Optimizing the performance of microchannel heat sinks: Effects of trapezoidal cover plate on flow boiling heat transfer and stability

Two-phase cooling in microchannels is an efficient thermal management technology. Compared to conventional enclosed microchannels, open microchannels offer advantages such as improved flow uniformity and reduced pressure drop. However, dry-out tends to occur downstream in open microchannels, leading to deteriorated heat transfer performance and increased flow instability. In this work, a trapezoidal cover plate was proposed to improve the two-phase heat transfer performance of open microchannels.

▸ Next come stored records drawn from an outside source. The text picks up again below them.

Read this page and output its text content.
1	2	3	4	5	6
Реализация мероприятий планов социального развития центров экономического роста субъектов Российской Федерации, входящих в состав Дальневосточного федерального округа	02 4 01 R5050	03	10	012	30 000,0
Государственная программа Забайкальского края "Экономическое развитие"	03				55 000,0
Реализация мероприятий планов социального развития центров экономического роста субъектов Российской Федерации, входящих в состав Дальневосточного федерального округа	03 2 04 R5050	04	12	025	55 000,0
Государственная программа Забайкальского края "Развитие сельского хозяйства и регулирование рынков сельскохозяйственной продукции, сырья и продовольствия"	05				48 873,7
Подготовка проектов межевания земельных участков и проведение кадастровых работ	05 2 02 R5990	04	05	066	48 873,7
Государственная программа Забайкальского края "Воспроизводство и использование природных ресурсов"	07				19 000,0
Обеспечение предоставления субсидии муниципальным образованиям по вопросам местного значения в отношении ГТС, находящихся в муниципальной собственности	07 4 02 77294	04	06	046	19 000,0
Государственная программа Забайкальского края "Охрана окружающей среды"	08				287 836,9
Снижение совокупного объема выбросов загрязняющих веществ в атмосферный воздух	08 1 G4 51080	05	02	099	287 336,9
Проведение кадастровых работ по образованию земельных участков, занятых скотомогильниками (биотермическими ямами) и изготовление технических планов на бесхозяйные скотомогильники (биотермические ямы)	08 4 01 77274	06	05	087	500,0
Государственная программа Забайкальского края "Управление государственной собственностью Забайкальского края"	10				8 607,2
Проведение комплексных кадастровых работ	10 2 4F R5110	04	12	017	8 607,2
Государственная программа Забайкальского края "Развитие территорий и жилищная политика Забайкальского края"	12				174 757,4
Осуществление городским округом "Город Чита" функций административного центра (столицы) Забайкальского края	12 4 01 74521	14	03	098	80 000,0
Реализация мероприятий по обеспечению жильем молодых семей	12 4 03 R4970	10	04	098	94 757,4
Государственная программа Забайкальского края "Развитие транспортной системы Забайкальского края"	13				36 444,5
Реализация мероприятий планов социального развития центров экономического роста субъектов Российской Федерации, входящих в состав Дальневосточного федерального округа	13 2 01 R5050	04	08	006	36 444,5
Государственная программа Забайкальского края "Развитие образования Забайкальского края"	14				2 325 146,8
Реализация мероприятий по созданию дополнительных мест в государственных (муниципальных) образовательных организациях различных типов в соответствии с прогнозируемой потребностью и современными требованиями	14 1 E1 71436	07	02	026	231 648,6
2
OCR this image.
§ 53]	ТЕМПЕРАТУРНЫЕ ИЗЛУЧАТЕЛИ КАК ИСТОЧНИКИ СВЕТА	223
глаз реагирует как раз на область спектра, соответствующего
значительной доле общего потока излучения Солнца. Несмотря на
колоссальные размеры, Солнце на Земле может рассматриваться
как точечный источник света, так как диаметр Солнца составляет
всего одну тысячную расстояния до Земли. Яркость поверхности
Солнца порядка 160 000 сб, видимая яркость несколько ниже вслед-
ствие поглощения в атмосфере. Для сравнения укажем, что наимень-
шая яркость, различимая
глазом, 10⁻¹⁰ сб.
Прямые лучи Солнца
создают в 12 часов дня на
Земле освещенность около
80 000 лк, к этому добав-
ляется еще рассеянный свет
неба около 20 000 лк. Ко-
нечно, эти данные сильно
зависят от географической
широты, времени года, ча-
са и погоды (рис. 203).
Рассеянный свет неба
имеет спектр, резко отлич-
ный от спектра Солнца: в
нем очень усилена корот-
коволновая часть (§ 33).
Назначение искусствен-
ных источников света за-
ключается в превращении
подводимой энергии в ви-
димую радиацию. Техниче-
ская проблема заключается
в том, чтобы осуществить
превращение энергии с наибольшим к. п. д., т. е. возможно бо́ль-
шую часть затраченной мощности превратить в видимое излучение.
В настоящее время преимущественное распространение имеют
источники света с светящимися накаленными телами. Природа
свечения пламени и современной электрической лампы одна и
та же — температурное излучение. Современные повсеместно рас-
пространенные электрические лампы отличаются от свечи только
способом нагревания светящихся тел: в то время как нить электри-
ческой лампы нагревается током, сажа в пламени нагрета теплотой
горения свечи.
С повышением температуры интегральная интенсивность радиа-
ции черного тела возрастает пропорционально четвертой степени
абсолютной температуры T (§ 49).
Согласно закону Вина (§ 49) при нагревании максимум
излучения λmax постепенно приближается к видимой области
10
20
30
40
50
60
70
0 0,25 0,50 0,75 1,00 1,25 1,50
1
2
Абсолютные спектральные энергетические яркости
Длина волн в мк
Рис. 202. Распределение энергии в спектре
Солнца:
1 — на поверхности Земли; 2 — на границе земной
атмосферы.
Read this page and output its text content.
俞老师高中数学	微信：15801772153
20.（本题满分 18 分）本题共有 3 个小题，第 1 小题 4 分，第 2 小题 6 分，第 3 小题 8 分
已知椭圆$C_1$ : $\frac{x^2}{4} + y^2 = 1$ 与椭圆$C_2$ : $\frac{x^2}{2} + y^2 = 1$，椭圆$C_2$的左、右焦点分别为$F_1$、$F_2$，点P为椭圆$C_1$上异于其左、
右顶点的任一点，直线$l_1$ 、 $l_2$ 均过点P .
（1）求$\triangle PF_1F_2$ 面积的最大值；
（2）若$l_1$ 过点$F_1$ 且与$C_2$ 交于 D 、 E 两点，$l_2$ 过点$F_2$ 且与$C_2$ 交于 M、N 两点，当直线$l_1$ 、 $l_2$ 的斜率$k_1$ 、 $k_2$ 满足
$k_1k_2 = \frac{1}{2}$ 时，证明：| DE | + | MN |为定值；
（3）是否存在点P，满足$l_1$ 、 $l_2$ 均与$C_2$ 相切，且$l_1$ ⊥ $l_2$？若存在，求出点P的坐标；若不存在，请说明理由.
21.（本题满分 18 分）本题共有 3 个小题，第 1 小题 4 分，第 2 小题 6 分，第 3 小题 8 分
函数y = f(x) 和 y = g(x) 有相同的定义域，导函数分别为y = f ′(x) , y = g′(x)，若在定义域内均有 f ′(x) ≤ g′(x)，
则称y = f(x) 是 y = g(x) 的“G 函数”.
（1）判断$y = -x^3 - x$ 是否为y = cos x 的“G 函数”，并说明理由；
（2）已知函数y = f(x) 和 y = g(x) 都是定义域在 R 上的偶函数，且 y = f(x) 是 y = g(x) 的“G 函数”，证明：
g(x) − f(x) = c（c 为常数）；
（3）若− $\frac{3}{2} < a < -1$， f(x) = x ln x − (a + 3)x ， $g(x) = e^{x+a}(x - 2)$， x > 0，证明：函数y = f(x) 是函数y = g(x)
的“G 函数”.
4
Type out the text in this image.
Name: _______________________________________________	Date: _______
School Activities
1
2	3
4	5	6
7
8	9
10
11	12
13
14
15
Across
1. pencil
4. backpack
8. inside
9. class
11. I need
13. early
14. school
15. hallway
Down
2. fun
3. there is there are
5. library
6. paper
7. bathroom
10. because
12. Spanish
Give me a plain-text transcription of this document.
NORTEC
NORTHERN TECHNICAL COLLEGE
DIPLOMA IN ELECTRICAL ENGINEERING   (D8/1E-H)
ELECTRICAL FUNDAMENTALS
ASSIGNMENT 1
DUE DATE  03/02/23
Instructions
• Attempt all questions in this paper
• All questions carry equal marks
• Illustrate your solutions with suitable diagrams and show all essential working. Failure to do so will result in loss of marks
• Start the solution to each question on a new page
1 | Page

Five microchannel heat sinks with different cover plate configurations were tested using HFE-7100 and analyzed for heat transfer performance, flow pattern, pressure drop, and flow instability. The experimental results indicated the Type-II stratified flow and local wall dry-out in the downstream region of the microchannels were the primary causes of flow reversal and the triggering of critical heat fluxes (CHF) under high heat fluxes. The increasing flow velocity downstream in the trapezoidal cover plate promoted bubble departure, significantly delaying the development of flow patterns. It also postponed the transition from Type-I stratified flow to Type-II stratified flow, enhancing the rewetting capability of the downstream microchannel wall. The trapezoidal cover plate configuration significantly improved the heat dissipation capability of the open microchannel heat sinks. For a mass flux of 906 kg/(m²s), a heat flux as high as 313.9 W/cm² and heat transfer coefficient (HTC) reaching 40.8 kW/(m²K) were achieved. For a mass flux of 679.5 kg/(m²s), compared to the other four configurations, the CHF was increased by 27.6 % to 170.2 % and the HTC was improved by 20.0 % to 66.8 %. Furthermore, the trapezoidal cover plate effectively suppressed flow fluctuations. The findings provide valuable insights for the design and optimization of open microchannel heat sinks in two-phase heat transfer systems.